It's hard to interpret the news any other way of Mr. Walker dropping out of the GOP presidential race only two months after announcing his candidacy on July 15, after explaining that it was "God's plan" that he run in the first place.
Before even announcing his candidacy, Gov. Walker was actually leading GOP polls in Iowa, and leading by a lot, with 22%, well-ahead of Donald Trump with 13%. Then he got into the race, and immediately sent out a fundraising letter which began --
My relationship with God drives every major decision in my life. Each day I pray and then take time to read from the Bible and from a devotional named Jesus Calling.
As you can imagine, the months leading up to my announcement that I would run for President of the United States were filled with a lot of prayer and soul searching.
Here’s why: I needed to be certain that running was God’s calling -- not just man’s calling. I am certain: This is God’s plan for me and I am humbled to be a candidate for President of the United States.
By the way, to be clear, the bold-face is emphasized that way in the letter. That was not my editorial addition to make it stand out. Gov. Walker wanted to make sure that you knew and you understood without any chance of uncertainty that not only did he pray every day and have a close relationship to the Almighty, but that after all that prayer and soul searching he had learned that it was "God's plan" that he run for presidential.
The letter then goes on to describe his very conservative agenda ("his" being Scott Walker's agenda, not God's), and he repeats later in the letter once again that "My decisions are based on my relationship to God," just so you really can't miss it. And so, if anyone knows with spot-on certainty what "God's plan" is -- especially since he notes in the letter that he's also the son of a Baptist minister, so there's one more pipeline straight to the Almighty -- it's Scott Walker.
So, the only conclusion we can draw from this is that if Scott Walker, with all his conservative views was leading the GOP race before officially announcing his candidacy, got into the race specifically because it was "God's plan" (sorry, that's "God's plan"...) only to see that very support plummet from the aforementioned 22% down to a mere 3% and have to drop out of the race just a mere two months later, it would suggest that "God's plan" was to discredit those poll-leading conservative values and do so in as fast and public a way as possible.

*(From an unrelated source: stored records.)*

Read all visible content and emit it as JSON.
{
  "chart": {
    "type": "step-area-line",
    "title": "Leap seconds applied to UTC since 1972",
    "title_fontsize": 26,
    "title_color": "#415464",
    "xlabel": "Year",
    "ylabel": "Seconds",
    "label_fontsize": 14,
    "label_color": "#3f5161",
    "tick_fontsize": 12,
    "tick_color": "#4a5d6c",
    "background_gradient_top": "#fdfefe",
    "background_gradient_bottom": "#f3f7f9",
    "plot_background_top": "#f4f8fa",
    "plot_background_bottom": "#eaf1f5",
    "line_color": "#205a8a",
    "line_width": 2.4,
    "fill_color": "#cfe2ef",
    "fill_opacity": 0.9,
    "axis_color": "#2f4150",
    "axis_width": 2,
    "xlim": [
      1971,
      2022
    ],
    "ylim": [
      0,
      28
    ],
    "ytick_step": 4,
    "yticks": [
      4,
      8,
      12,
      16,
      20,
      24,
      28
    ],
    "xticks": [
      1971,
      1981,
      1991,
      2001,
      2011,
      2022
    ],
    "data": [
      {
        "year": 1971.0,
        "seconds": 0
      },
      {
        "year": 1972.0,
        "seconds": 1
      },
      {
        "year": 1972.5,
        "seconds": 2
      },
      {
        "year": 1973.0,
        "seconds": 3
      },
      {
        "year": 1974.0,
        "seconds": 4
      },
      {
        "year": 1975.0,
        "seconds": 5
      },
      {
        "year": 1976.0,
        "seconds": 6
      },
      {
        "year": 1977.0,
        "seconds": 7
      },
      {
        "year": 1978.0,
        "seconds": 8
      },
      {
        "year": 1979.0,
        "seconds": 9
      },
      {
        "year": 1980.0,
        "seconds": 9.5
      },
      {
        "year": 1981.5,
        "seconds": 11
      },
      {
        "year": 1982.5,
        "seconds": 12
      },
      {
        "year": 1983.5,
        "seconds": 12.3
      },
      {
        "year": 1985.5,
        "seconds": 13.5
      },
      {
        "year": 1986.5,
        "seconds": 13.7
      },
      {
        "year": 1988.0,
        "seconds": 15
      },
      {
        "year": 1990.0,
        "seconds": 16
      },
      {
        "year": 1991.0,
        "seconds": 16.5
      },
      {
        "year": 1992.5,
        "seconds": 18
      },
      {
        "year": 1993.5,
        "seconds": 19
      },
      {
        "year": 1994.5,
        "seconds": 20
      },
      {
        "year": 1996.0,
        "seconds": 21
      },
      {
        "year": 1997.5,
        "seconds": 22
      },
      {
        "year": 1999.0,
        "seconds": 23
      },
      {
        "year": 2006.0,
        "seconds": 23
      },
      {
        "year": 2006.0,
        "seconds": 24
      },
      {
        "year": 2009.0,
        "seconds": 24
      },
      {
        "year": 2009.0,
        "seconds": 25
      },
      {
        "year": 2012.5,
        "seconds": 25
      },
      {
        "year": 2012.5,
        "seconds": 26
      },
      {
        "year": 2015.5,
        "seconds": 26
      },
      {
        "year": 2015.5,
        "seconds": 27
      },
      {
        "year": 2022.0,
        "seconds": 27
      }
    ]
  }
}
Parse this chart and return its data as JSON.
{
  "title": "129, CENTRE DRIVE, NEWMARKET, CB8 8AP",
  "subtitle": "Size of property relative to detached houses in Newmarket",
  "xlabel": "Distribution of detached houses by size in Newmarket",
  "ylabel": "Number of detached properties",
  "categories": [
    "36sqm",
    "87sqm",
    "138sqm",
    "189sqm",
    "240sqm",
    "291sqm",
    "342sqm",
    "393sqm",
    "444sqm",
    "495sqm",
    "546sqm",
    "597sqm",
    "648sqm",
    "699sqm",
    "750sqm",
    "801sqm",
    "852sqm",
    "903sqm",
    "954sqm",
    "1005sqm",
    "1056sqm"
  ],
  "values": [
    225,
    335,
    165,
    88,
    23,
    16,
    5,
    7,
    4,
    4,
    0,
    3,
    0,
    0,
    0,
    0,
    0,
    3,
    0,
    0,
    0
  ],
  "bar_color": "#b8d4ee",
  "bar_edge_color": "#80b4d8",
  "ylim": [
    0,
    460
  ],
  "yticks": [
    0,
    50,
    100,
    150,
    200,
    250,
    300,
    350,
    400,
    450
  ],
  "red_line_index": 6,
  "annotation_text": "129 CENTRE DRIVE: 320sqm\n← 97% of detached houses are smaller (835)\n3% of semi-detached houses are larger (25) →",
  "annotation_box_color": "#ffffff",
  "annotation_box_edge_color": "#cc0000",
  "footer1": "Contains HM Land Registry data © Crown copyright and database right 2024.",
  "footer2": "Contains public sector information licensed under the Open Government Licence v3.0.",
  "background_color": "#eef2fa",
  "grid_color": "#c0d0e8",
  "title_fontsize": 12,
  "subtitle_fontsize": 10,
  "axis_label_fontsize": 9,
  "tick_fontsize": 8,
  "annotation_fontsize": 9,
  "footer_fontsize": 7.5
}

I don't see any other reasonable interpretation. It's his own words, bold-faced. According to Scott Walker, God meant for him to get into the GOP race -- only to then humiliate the Wisconsin governor and his conservative views. So, if it's "God's plan," then God meant to do this.
Okay, in fairness, there's one other reasonable interpretation. It's that Scott Walker doesn't have remotely as close a relationship to God as he believes, and he doesn't have a clue to God's thinking and God's plans, and what he said in his fundraising letter was nothing more than wishful, arrogant hopes and a soul-empty way to convince others of his piety so great that God Himself anointed Mr. Walker to be the most powerful man in the world, so that people would fork over money.
I know that there are many other possible interpretations, but those are the only two that are reasonable and substantive. After all, as the theory known as Occam's Razor states -- when there are many explanations, the simplest is usually the right one.
To be clear, I'm not saying that God's plan was to discredit conservatism. I'm saying that that's what Scott Walker is saying. I don't believe for a second that it was "God's plan" for Scott Walker to run for President of the United States -- any more than it was "God's calling" to Michele Bachman to run in 2011, or that Mike Huckabee has a direct line to God, or that any candidate does. If God wanted someone to be president, that person would be president. And he or she wouldn't even have to tell you. Any deity who can create the world in six days and cause a flood to cover the earth can fix an election without breaking a sweat. And you'd know it. When God wanteth something to come to pass, He makes sure you know. Otherwise, what's the point? Divine providence carries a lot of weight.
But if Scott Walker wants to tell you that it was God's plan that he run -- and he does -- then he's got to accept the consequences of what it means when God tells him to get out.